Under the territorial division established in 2017 by the Brazilian Institute of Geography and Statistics (IBGE), the municipality belongs to the immediate geographical region of Açu, within the intermediate region of Mossoró. Previously, under the microregion and mesoregion divisions, it was part of the microregion of Angicos in the mesoregion of Central Potiguar.

== Demographics ==
In the 2022 census, the municipality had a population of 10,839 inhabitants and ranked only 57th in the state that year (out of 184 municipalities), with 50.34% male and 49.66% female, resulting in a sex ratio of 101,36 (10,136 men for every 10,000 women), compared to 11,035 inhabitants in the 2010 census (53.11% living in the urban area), when it held the 57th state position. Between the 2010 and 2022 censuses, the population of Afonso Bezerra changed at an annual geometric growth rate of 0%. Regarding age group in the 2022 census, 68.72% of the inhabitants were between 15 and 64 years old, 20.7% were under fifteen, and 10.59% were 65 or older. The population density in 2022 was 18.81 inhabitants per square kilometer, with an average of 3.21 inhabitants per household.
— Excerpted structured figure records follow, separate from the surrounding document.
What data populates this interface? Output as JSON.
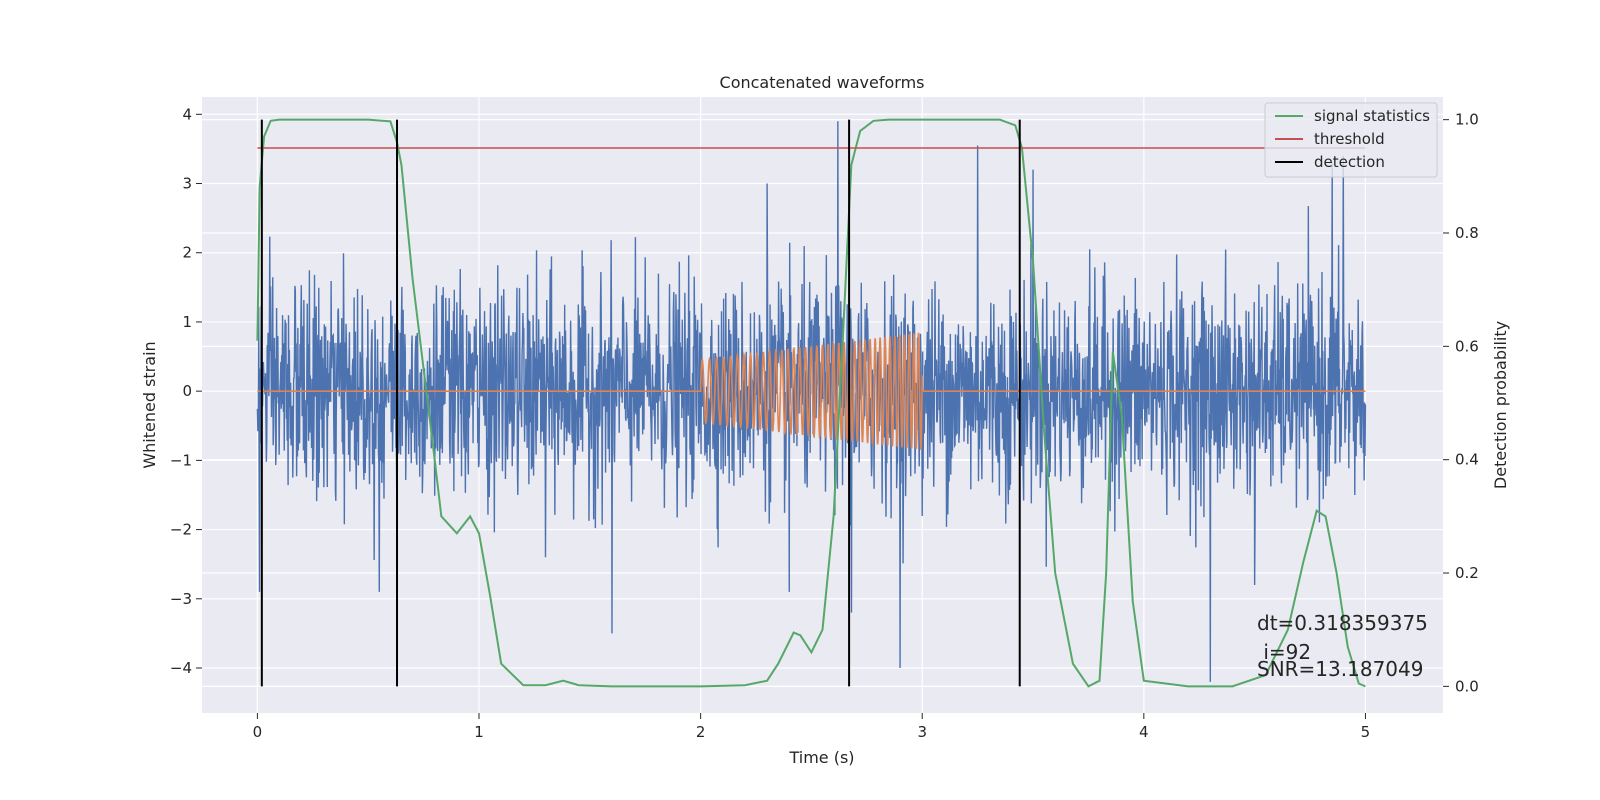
{
  "chart_data": {
    "type": "line",
    "title": "Concatenated waveforms",
    "xlabel": "Time (s)",
    "ylabel_left": "Whitened strain",
    "ylabel_right": "Detection probability",
    "xlim": [
      -0.25,
      5.35
    ],
    "ylim_left": [
      -4.65,
      4.25
    ],
    "ylim_right": [
      -0.047,
      1.04
    ],
    "x_ticks": [
      0,
      1,
      2,
      3,
      4,
      5
    ],
    "y_left_ticks": [
      4,
      3,
      2,
      1,
      0,
      -1,
      -2,
      -3,
      -4
    ],
    "y_left_tick_labels": [
      "4",
      "3",
      "2",
      "1",
      "0",
      "−1",
      "−2",
      "−3",
      "−4"
    ],
    "y_right_ticks": [
      1.0,
      0.8,
      0.6,
      0.4,
      0.2,
      0.0
    ],
    "y_right_tick_labels": [
      "1.0",
      "0.8",
      "0.6",
      "0.4",
      "0.2",
      "0.0"
    ],
    "grid": true,
    "legend_position": "top-right",
    "colors": {
      "background": "#eaeaf2",
      "grid": "#ffffff",
      "noise": "#4c72b0",
      "injection": "#dd8452",
      "signal_statistics": "#55a868",
      "threshold": "#c44e52",
      "detection": "#000000"
    },
    "series": [
      {
        "name": "",
        "axis": "left",
        "description_key": "noise",
        "x_range": [
          0,
          5
        ],
        "amplitude_envelope": [
          [
            0,
            2.4
          ],
          [
            0.6,
            2.6
          ],
          [
            1.0,
            2.8
          ],
          [
            2.0,
            3.2
          ],
          [
            3.0,
            3.2
          ],
          [
            4.0,
            3.1
          ],
          [
            5.0,
            2.8
          ]
        ],
        "spikes": [
          [
            0.01,
            -2.9
          ],
          [
            0.55,
            -2.9
          ],
          [
            0.63,
            2.7
          ],
          [
            1.3,
            -2.4
          ],
          [
            1.6,
            -3.5
          ],
          [
            2.3,
            3.0
          ],
          [
            2.4,
            -2.9
          ],
          [
            2.62,
            3.9
          ],
          [
            2.68,
            -3.2
          ],
          [
            2.9,
            -4.0
          ],
          [
            3.25,
            3.55
          ],
          [
            3.5,
            3.2
          ],
          [
            4.3,
            -4.2
          ],
          [
            4.5,
            -2.8
          ],
          [
            4.9,
            3.4
          ],
          [
            4.85,
            3.3
          ]
        ]
      },
      {
        "name": "",
        "axis": "left",
        "description_key": "injection",
        "x": [
          0,
          2.0,
          3.0,
          5.0
        ],
        "chirp": {
          "start": 2.0,
          "end": 3.0,
          "amp_start": 0.45,
          "amp_end": 0.85,
          "freq_start": 30,
          "freq_end": 48
        }
      },
      {
        "name": "signal statistics",
        "axis": "right",
        "x": [
          0,
          0.01,
          0.03,
          0.06,
          0.1,
          0.5,
          0.6,
          0.63,
          0.65,
          0.7,
          0.8,
          0.83,
          0.9,
          0.96,
          1.0,
          1.05,
          1.1,
          1.2,
          1.3,
          1.38,
          1.45,
          1.6,
          2.0,
          2.2,
          2.3,
          2.35,
          2.42,
          2.45,
          2.5,
          2.55,
          2.6,
          2.64,
          2.68,
          2.72,
          2.78,
          2.85,
          3.0,
          3.35,
          3.42,
          3.45,
          3.5,
          3.55,
          3.6,
          3.68,
          3.75,
          3.8,
          3.83,
          3.86,
          3.9,
          3.95,
          4.0,
          4.2,
          4.4,
          4.55,
          4.65,
          4.72,
          4.78,
          4.82,
          4.87,
          4.92,
          4.97,
          5.0
        ],
        "y": [
          0.61,
          0.88,
          0.97,
          0.998,
          1.0,
          1.0,
          0.997,
          0.96,
          0.92,
          0.72,
          0.4,
          0.3,
          0.27,
          0.3,
          0.27,
          0.16,
          0.04,
          0.002,
          0.002,
          0.01,
          0.002,
          0.0,
          0.0,
          0.002,
          0.01,
          0.04,
          0.095,
          0.09,
          0.06,
          0.1,
          0.3,
          0.6,
          0.92,
          0.98,
          0.998,
          1.0,
          1.0,
          1.0,
          0.99,
          0.95,
          0.75,
          0.45,
          0.2,
          0.04,
          0.0,
          0.01,
          0.2,
          0.59,
          0.48,
          0.15,
          0.01,
          0.0,
          0.0,
          0.02,
          0.1,
          0.22,
          0.31,
          0.3,
          0.2,
          0.07,
          0.005,
          0.0
        ]
      },
      {
        "name": "threshold",
        "axis": "right",
        "x": [
          0,
          5
        ],
        "y": [
          0.95,
          0.95
        ]
      },
      {
        "name": "detection",
        "axis": "right",
        "vlines": [
          0.02,
          0.63,
          2.67,
          3.44
        ],
        "ymin": 0.0,
        "ymax": 1.0
      }
    ],
    "annotations": [
      "dt=0.318359375",
      " i=92",
      "SNR=13.187049"
    ]
  }
}
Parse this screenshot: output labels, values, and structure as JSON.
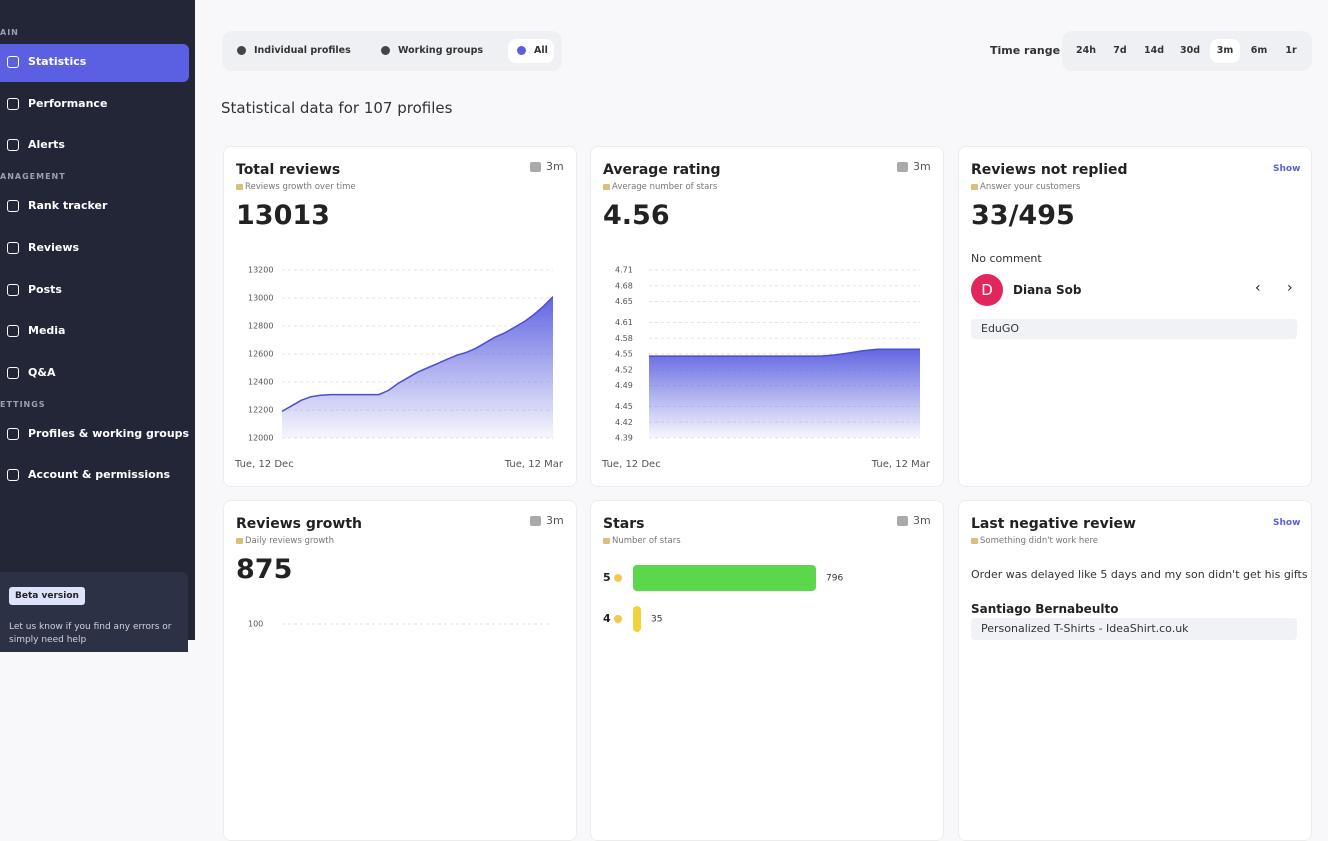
{
  "sidebar": {
    "groups": [
      {
        "label": "AIN",
        "items": [
          "Statistics",
          "Performance",
          "Alerts"
        ]
      },
      {
        "label": "ANAGEMENT",
        "items": [
          "Rank tracker",
          "Reviews",
          "Posts",
          "Media",
          "Q&A"
        ]
      },
      {
        "label": "ETTINGS",
        "items": [
          "Profiles & working groups",
          "Account & permissions"
        ]
      }
    ],
    "active": "Statistics",
    "beta": "Beta version",
    "help": "Let us know if you find any errors or simply need help"
  },
  "filters": {
    "tabs": [
      "Individual profiles",
      "Working groups",
      "All"
    ],
    "active_tab": "All",
    "time_label": "Time range",
    "ranges": [
      "24h",
      "7d",
      "14d",
      "30d",
      "3m",
      "6m",
      "1r"
    ],
    "active_range": "3m"
  },
  "heading": "Statistical data for 107 profiles",
  "cards": [
    {
      "title": "Total reviews",
      "subtitle": "Reviews growth over time",
      "badge": "3m",
      "value": 13013,
      "chart": {
        "type": "area",
        "ylim": [
          12000,
          13200
        ],
        "yticks": [
          12000,
          12200,
          12400,
          12600,
          12800,
          13000,
          13200
        ],
        "values": [
          12190,
          12230,
          12270,
          12295,
          12305,
          12310,
          12310,
          12310,
          12310,
          12310,
          12310,
          12340,
          12390,
          12430,
          12470,
          12500,
          12530,
          12560,
          12590,
          12610,
          12640,
          12680,
          12720,
          12750,
          12790,
          12830,
          12880,
          12940,
          13010
        ],
        "x_labels": [
          "Tue, 12 Dec",
          "Tue, 12 Mar"
        ]
      }
    },
    {
      "title": "Average rating",
      "subtitle": "Average number of stars",
      "badge": "3m",
      "value": 4.56,
      "chart": {
        "type": "area",
        "ylim": [
          4.39,
          4.71
        ],
        "yticks": [
          4.39,
          4.42,
          4.45,
          4.49,
          4.52,
          4.55,
          4.58,
          4.61,
          4.65,
          4.68,
          4.71
        ],
        "values": [
          4.546,
          4.546,
          4.546,
          4.546,
          4.546,
          4.546,
          4.546,
          4.546,
          4.546,
          4.546,
          4.546,
          4.546,
          4.546,
          4.548,
          4.552,
          4.556,
          4.559,
          4.559,
          4.559,
          4.559
        ],
        "x_labels": [
          "Tue, 12 Dec",
          "Tue, 12 Mar"
        ]
      }
    },
    {
      "title": "Reviews not replied",
      "action": "Show",
      "subtitle": "Answer your customers",
      "value": "33/495",
      "status": "No comment",
      "review": {
        "initial": "D",
        "author": "Diana Sob",
        "profile": "EduGO"
      }
    },
    {
      "title": "Reviews growth",
      "subtitle": "Daily reviews growth",
      "badge": "3m",
      "value": 875,
      "chart": {
        "type": "ticks",
        "yticks": [
          100
        ]
      }
    },
    {
      "title": "Stars",
      "subtitle": "Number of stars",
      "badge": "3m",
      "chart": {
        "type": "hbar",
        "categories": [
          "5",
          "4"
        ],
        "values": [
          796,
          35
        ],
        "colors": [
          "#5cd64b",
          "#f2d23c"
        ]
      }
    },
    {
      "title": "Last negative review",
      "action": "Show",
      "subtitle": "Something didn't work here",
      "text": "Order was delayed like 5 days and my son didn't get his gifts ...",
      "review": {
        "author": "Santiago Bernabeulto",
        "profile": "Personalized T-Shirts - IdeaShirt.co.uk"
      }
    }
  ]
}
The municipality's Human Development Index (HDI-M) is considered medium, according to data from the United Nations Development Programme. According to the 2010 report published in 2013, its value was 0.585, ranking 130th in the state and 4,515th nationally (out of 5,565 municipalities), and the Gini coefficient rose from 0.39 in 2003 to 0.52 in 2010. Considering only the longevity index, its value is 0.713, the income index is 0.560, and the education index is 0.502.